Il y a quelques semaines, Salo est ressorti sur les écrans français, permettant à ceux qui ne l'avaient pas vu d'enfin juger sur pièce, et à ceux qui le connaissaient déjà de se confronter à ce pour quoi il est conçu : le grand écran, l'obscurité, le silence absolu (car lors d'une projection de Salo, les pop-corn et autres messes basses ne viennent même pas à l'esprit du plus dissipé des spectateurs).
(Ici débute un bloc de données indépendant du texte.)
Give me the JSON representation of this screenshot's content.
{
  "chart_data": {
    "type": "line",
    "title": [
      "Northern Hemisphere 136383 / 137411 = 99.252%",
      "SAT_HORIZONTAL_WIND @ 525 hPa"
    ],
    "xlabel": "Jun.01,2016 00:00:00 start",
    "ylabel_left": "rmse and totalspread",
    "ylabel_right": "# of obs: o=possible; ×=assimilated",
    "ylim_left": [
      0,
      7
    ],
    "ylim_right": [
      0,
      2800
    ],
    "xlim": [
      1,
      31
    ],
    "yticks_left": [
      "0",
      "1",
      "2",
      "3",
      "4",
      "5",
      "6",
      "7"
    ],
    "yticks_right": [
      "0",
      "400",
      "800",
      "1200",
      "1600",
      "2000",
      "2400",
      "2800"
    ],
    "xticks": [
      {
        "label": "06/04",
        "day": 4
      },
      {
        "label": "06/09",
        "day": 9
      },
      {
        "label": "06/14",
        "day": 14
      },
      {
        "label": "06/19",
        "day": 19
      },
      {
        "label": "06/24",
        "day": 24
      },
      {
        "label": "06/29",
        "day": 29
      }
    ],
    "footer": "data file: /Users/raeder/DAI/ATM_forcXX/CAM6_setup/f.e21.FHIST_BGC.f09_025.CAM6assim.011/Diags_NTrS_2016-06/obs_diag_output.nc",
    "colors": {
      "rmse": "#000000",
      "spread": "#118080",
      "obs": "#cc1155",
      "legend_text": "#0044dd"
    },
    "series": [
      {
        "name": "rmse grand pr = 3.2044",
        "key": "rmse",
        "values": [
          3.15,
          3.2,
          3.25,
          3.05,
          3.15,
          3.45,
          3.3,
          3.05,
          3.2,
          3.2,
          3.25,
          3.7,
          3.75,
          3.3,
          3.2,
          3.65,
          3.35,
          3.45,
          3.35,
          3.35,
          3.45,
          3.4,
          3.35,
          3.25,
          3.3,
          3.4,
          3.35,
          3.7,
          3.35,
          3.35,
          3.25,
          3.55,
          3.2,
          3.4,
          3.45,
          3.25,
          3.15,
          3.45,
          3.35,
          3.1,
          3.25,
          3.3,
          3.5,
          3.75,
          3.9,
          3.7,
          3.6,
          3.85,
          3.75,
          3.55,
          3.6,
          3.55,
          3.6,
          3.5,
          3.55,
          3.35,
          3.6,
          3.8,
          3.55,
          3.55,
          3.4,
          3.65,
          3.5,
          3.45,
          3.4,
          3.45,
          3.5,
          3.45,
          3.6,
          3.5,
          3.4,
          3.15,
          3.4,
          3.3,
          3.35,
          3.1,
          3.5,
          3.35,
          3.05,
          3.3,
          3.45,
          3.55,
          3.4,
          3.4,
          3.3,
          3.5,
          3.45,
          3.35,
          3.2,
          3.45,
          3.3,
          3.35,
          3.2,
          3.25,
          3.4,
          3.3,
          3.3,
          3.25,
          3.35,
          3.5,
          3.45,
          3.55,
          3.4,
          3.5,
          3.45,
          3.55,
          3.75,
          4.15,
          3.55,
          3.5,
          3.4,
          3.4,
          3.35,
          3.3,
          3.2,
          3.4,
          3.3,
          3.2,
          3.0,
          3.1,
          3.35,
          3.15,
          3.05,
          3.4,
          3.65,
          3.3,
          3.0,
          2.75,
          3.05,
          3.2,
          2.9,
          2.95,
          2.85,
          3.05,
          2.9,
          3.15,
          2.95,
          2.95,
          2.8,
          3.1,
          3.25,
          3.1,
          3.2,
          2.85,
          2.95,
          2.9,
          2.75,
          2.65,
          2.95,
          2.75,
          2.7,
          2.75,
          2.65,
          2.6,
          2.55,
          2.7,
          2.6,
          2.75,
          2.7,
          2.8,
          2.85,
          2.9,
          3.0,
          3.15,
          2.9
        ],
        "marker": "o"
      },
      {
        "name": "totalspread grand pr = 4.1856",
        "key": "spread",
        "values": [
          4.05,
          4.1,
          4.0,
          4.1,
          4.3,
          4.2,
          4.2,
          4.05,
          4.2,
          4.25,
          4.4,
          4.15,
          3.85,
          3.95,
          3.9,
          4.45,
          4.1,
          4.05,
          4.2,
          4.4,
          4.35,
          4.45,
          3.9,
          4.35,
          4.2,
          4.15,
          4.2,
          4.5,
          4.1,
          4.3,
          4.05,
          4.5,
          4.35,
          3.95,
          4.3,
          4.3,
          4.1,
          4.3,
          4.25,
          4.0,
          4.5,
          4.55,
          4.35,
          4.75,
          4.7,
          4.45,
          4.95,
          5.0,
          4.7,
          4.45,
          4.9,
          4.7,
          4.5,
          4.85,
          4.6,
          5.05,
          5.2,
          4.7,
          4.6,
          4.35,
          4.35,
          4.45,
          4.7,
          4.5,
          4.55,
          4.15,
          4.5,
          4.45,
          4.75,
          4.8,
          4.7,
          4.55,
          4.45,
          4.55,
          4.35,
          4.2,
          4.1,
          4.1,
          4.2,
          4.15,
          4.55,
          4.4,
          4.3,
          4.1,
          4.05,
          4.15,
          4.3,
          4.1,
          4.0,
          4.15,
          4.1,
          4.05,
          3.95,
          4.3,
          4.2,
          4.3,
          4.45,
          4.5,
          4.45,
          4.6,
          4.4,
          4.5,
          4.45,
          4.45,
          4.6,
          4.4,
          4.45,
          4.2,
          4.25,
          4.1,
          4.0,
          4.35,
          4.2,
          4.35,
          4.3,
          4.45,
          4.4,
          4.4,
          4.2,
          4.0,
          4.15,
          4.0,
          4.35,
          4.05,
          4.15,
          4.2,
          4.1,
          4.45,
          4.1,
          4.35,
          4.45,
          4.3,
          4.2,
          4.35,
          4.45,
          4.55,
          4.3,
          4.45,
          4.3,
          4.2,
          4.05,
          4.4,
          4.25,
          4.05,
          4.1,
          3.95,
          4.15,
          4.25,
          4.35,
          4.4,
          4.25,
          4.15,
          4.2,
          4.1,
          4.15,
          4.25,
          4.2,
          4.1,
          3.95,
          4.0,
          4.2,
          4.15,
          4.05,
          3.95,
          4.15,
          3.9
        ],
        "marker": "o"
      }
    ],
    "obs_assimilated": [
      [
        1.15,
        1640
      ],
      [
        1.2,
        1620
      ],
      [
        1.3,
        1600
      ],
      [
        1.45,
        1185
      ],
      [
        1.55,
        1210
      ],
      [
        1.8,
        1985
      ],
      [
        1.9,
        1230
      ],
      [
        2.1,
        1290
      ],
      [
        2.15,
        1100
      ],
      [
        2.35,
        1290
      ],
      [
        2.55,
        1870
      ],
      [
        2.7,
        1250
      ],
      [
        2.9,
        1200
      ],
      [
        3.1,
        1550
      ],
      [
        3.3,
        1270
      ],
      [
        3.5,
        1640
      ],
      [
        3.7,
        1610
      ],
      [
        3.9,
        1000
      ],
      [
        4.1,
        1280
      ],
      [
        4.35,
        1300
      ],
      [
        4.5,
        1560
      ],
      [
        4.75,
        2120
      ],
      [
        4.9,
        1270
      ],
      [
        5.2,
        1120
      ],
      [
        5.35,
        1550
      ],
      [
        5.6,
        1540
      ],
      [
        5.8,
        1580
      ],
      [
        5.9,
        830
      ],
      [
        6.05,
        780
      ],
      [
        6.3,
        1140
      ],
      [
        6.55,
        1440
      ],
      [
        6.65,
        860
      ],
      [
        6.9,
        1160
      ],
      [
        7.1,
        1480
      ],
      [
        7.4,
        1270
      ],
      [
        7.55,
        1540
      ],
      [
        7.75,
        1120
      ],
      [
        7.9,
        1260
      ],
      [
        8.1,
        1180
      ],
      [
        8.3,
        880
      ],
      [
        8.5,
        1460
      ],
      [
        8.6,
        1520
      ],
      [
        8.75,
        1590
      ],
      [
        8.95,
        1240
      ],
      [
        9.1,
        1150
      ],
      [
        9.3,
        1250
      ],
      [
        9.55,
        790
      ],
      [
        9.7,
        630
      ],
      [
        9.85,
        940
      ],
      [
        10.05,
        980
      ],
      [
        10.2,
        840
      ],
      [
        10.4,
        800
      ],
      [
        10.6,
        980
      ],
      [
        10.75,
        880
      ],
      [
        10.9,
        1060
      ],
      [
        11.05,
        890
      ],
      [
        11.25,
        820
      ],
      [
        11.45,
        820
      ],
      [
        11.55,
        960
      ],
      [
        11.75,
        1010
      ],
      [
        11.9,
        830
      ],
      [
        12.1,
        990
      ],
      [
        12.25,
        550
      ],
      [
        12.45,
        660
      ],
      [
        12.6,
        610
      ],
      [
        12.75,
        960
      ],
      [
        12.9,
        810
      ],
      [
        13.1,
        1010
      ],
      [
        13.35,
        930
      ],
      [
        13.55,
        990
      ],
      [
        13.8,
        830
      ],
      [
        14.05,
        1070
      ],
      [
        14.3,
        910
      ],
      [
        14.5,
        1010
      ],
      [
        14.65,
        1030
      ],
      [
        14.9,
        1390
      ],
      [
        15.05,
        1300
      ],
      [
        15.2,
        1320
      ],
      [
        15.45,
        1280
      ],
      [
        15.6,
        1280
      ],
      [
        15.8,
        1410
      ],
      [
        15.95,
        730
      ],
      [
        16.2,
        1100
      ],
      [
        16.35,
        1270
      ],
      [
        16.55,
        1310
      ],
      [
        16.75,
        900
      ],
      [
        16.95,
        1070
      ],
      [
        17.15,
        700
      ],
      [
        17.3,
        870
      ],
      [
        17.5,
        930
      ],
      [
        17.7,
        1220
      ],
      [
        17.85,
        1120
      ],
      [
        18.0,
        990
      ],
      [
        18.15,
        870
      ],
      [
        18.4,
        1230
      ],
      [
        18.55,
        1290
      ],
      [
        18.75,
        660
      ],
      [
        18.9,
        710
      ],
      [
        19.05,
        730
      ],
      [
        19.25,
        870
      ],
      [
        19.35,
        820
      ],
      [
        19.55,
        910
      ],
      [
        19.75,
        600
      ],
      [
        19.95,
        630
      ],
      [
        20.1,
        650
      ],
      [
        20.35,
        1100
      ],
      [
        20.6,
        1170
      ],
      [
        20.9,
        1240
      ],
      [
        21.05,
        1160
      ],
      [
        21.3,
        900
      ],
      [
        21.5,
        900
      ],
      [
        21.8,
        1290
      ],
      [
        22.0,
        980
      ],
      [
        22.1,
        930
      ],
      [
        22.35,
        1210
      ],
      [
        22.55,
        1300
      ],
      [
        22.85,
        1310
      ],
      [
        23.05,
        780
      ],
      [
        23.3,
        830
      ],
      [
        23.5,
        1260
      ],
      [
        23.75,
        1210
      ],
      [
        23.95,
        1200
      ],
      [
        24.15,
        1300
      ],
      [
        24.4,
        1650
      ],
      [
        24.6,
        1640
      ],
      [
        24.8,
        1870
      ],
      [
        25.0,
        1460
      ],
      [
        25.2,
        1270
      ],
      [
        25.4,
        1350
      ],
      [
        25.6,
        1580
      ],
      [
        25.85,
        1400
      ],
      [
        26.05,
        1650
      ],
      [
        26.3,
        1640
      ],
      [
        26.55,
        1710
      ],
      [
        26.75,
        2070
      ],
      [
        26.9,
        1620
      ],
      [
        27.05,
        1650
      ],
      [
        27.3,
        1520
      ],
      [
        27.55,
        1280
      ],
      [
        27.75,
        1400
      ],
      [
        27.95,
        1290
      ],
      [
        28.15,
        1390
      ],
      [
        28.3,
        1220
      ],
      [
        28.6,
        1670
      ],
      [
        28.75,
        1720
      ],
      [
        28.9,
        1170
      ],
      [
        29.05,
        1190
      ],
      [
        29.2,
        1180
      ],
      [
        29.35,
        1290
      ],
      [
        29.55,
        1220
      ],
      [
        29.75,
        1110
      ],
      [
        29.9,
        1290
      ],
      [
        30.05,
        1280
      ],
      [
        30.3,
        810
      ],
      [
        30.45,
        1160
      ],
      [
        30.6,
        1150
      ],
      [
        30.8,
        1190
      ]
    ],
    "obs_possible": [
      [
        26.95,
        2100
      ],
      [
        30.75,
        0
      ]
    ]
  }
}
On a donc pu se (re)persuader que si ce film est effectivement dérangeant, il ne pousse pas hors de ses gonds, il n'incitera jamais aucun adolescent à aller répéter sur une camarade de classe ce qu'on lui a montré. Car Salo est un objet tout aussi intellectuel qu'abstrait, complètement déréalisé dans sa représentation de la violence.
Ce qui affecte tant en lui, c'est qu'il s'agit d'un film qui nous regarde et qui nous renvoie une image de nous-mêmes, comme être humain et aussi comme spectateur, dont nous nous passerions bien. Car pour les quatre notables, les jeunes gens qu'ils torturent n'existent pas en tant que personnes, ils ne sont que des réceptacles à fantasmes, des écrans rendant visibles leurs projections mentales. En cela, le « cercle du sang », éprouvante et dernière partie du film, est l'épisode le plus démonstratif. Chacun à leur tour, les quatre hommes prennent place dans un fauteuil face à une fenêtre et, au moyen de jumelles, observent, tout en se faisant branler par une main de passage, leurs trois comparses torturant jusqu'à la mort. Nous prenons alors conscience que, nous aussi, nous assistons au spectacle et que notre rejet, notre dégoût, est une forme de jubilation, de jouissance. Nous sommes alors prisonniers de ces images, conscients de l'être et en tirons une certaine satisfaction. Nous avons vu ce qu'il est interdit de voir, nous sommes coupables.
A cette époque de sa vie, Pier Paolo Pasolini pensait que la société était corrompue. Par le pouvoir de l'argent, des médias, de l'image. Le sexe n'était plus alors un accomplissement de soi mais participait de cette logique de destruction. Il ne se trompait guère. Aujourd'hui, quel que soit notre âge ou notre condition sociale, nous sommes nous aussi confortablement assis dans un fauteuil à regarder, en se délectant, des jeunes gens souffrir et expérimenter toutes formes de « passions ». Nous regardons « Loft Story ».